SciTech

CMU students to compete in Robot Art 2016 contest

Credit: Courtesy of Kim Baraka Credit: Courtesy of Kim Baraka

Creativity is not just for human artists any longer. The first annual Robot Art competition is currently being held, and a team of Carnegie Mellon students are working hard to create a robot with artistic abilities. This international competition, created and sponsored by Andrew Conru, an entrepreneur who founded FriendFinder Networks Inc., has cash prizes of up to $100,000 for the winning team’s institution. But more than that, it is a call for collaboration.

Through the combined efforts of the participants, Conru hopes that the contest will breed a collaboration between roboticists which will lead to advancements in the artistic capacity of robots. Going further, the Robot Art initiative could perhaps create the opportunity for technology to gain a semblance of humanity. “I want to support education and humanize technology,” Conru said in a press release from Robot Art’s website. “If robots can communicate through artwork that provokes humans to think, feel, and do,” Conru believes that there might be a shift in the public perceptions of robots and artificial intelligence.

The Carnegie Mellon contenders are a team of four: Kim Baraka, a robotics masters student, and Su Baykal, a senior in human-computer interaction and a science and humanities scholar, as well as Yeliz Karadayi and Robert Zacharias, architecture masters students. All four are students of Robotics Institute faculty member Illah Nourbakhsh’s Human-Robot Interaction (HRI) class.

The team first ventured into the world of artistic robotics when they discovered a shared interest in a project connecting robotics and art and naturally began working together within the class. In an interview with The Tartan, Kim Baraka, the group’s leader, said “the course project we came up with involved a study whose aim was to get an understanding of how humans could co-operate with a robot on an artistic task. The [Robot Art] competition was the perfect incentive.”

After much deliberation, the team developed a haptic feedback system — a touch-sensitive system. The goal of this project was to build a system where both a human and the robot could collaborate using only force feedback. “We thought that was a novel method of collaboration that contrasted with existing computational creativity interfaces,” Baraka said.

When asked about the idea of humanizing technology, Baraka said that it was “a noble cause — difficult to do.”

Much of the human-robot creative interaction that currently goes on is between the human artist and the robotic medium — such as Adobe’s Photoshop or InDesign, for instance. The human makes all of the choices and does all of the thinking within the constraints of the interface.

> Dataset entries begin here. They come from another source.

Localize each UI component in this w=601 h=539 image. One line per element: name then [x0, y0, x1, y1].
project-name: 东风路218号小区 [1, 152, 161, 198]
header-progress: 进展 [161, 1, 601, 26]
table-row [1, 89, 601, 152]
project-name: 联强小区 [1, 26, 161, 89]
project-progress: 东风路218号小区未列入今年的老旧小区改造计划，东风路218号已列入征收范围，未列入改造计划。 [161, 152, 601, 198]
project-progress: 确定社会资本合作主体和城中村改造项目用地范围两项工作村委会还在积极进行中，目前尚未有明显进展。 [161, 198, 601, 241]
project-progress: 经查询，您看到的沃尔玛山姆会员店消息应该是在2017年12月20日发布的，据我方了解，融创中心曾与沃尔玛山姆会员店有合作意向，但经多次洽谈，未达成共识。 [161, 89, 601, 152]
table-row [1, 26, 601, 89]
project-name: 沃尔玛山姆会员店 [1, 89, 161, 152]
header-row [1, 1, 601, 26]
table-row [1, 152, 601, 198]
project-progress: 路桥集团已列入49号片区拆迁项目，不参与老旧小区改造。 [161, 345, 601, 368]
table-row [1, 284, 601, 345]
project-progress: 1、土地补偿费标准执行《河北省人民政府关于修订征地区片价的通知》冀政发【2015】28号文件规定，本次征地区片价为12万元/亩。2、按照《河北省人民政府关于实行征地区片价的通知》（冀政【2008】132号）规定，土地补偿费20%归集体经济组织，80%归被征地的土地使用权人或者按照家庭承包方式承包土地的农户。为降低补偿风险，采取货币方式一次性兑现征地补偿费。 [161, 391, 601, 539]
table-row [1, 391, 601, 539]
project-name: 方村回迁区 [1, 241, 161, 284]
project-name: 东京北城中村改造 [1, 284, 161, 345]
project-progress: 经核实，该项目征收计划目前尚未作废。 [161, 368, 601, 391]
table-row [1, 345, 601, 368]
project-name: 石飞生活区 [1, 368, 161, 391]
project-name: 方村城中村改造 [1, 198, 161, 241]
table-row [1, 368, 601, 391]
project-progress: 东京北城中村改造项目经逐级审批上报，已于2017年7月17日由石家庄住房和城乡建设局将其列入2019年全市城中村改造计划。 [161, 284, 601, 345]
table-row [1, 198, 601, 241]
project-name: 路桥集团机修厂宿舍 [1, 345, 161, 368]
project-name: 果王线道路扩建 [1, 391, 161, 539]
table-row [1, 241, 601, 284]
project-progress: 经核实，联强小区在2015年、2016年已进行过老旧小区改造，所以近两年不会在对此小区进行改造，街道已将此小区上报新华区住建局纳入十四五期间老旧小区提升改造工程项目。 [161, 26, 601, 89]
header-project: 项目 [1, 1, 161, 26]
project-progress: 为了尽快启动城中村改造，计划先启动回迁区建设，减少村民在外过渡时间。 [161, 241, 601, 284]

The interface itself has only one role in the creative process: to realize the human artist’s vision.

Baraka and his team tackled the idea of humanizing their device when it came time to test its collaborative abilities. “We tried to evaluate differences between people who were told that they were collaborating with a computer program controlling the robot and people who were deceived into thinking there was a human controlling the robot in another room.... people had very different perceptions of the experience.”

The idea of perception seems to be integral to the future of more human-like robotics. While there may always be a difference between the organic human and the engineered, what can turn a tool into a collaborator is the perception of agency. If people believe that a robot is working under its own power and making its own decisions, based on some perceived artistic criteria, perhaps the person might view the robot as having a valid aesthetic and being capable of creating something meaningful.

This goes back to one of the ideas behind artificial intelligence, that in order for something to be intelligent, it should have the ability to create and invent. In terms of speech, this might mean being able to hold its own in a conversation; in terms of art, this might mean painting a piece that makes people stop and think.

“It’s like teaching a walking robot to dance,” Conru said in an interview with The Tartan.

It’s an exercise in human-robot interactions, in thinking about a robot as not just a tool or a medium, but as something that can inspire and possibly evoke emotion in humans. The Robot Art 2016 initiative has two branches: telerobotics and fully automated robot interfaces.

Telerobots are systems with which a person may interact in order to, say, paint. Fully automated systems function by themselves. There is great potential in both kinds. Telerobotics have the potential to assist the elderly or sick individuals with certain tasks, and the idea of full automation is very appealing to the idea of robots as agents.

Ultimately, the Robot Art 2016 competition is proving to be an exciting opportunity to unite great minds for a great purpose.